Perciò io dico: Non in tutto e per tutto può valere la saggezza. — L’uom dell’oro disse: Anche se così è, la parola di un amico non si deve tuttavia trascurare. Intanto, che si fa ora? Quantunque ammonito da me, tu non ti sei fermato, e ciò per soverchia avidità e per ismania di sapere. Intanto, si suol dire molto a proposito:


Bene, o zio!
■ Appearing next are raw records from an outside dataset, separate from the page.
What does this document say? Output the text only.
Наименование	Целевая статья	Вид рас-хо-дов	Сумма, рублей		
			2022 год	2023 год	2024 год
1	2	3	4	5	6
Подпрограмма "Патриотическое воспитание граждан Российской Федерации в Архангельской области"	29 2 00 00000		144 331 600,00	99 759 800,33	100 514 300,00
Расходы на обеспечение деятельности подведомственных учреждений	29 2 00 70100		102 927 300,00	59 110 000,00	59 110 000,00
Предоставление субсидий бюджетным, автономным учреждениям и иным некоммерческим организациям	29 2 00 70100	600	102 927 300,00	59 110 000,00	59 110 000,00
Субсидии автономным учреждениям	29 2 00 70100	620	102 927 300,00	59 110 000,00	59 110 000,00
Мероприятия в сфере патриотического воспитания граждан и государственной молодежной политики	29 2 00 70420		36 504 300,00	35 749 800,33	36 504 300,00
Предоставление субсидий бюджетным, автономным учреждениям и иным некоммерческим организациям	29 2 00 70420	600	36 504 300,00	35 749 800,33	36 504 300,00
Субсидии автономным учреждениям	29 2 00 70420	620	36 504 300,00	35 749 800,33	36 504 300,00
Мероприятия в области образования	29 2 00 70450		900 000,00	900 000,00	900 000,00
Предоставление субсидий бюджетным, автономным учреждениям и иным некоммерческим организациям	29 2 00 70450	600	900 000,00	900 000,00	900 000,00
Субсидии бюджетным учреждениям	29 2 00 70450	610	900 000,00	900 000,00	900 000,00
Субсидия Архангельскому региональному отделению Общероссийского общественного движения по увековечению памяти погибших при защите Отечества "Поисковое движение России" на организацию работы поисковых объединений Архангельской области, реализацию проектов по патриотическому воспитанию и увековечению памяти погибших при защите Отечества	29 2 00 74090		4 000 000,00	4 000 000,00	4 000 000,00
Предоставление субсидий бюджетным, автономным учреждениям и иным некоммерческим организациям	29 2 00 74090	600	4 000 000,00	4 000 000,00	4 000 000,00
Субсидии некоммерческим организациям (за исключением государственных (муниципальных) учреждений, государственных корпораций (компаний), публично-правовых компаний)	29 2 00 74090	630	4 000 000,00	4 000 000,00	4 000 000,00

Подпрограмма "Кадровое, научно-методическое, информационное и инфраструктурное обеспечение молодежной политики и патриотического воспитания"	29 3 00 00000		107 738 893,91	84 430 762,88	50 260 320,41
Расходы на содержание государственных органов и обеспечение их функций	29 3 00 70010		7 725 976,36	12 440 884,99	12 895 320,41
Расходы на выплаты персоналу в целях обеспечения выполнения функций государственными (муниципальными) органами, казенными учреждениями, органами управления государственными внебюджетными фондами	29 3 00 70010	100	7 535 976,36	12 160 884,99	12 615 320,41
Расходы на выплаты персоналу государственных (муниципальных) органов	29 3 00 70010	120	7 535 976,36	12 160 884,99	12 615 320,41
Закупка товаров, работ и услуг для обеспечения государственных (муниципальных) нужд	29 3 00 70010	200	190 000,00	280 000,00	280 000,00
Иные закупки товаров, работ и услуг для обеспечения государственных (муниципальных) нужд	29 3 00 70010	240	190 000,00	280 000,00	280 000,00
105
Da me ammonito
Di cantar non hai finito!
Un monil non visto mai1


Or però legato avrai.
Ciò ti sia qual segno intanto
Guadagnato col tuo canto. —


L’uomo della ruota disse: Come ciò? — E l’altro disse:

Racconto. — Era già in un certo paese un asino di nome Uddata, il quale, facendo di giorno il servizio del portar pesi nella casa d’un lavandaio, di notte andava attorno a suo piacimento e poi, alla mattina, per timore d’esser preso, ritornava a casa. Allora il lavandaio lo legava. Un giorno poi, mentre egli andava di notte per i campi, fece amicizia con uno sciacallo. Tutti e due allora, fatta una rottura, per la grossezza del corpo, nella siepe, entrando negli orti delle zucche e mangiandone a loro volontà, alla mattina ritornavano alla loro abitazione. Un giorno, stando in mezzo all’orto, l’asino che era caldo d’amore, così disse allo sciacallo: Nipote mio, vedi! La notte è molto chiara, però io voglio cantare. Dimmi tu in qual tono devo farlo. — Lo sciacallo disse: Zio, a che metterci in questa faccenda inutile? Noi attendiamo ora ad un’opera da ladri, e i ladri e gli amanti nascosti devono star zitti. Perchè è stato detto:


Chi vuol viver quaggiù, s’egli ha la tosse,
Lasci il mestier del ladro;

Lasci il mestier del malandrin, se inclina


Soverchio al sonno, e lasci
La voglia di ciarlar, s’egli è ammalato.


Con questo, il tuo canto che somiglia al suono d’una conchiglia, non è punto piacevole, e i custodi dei campi che l’udranno di lontano, levandosi

  1. Figuratamente per un mortaio sospeso al collo, come si vedrà dal racconto che segue.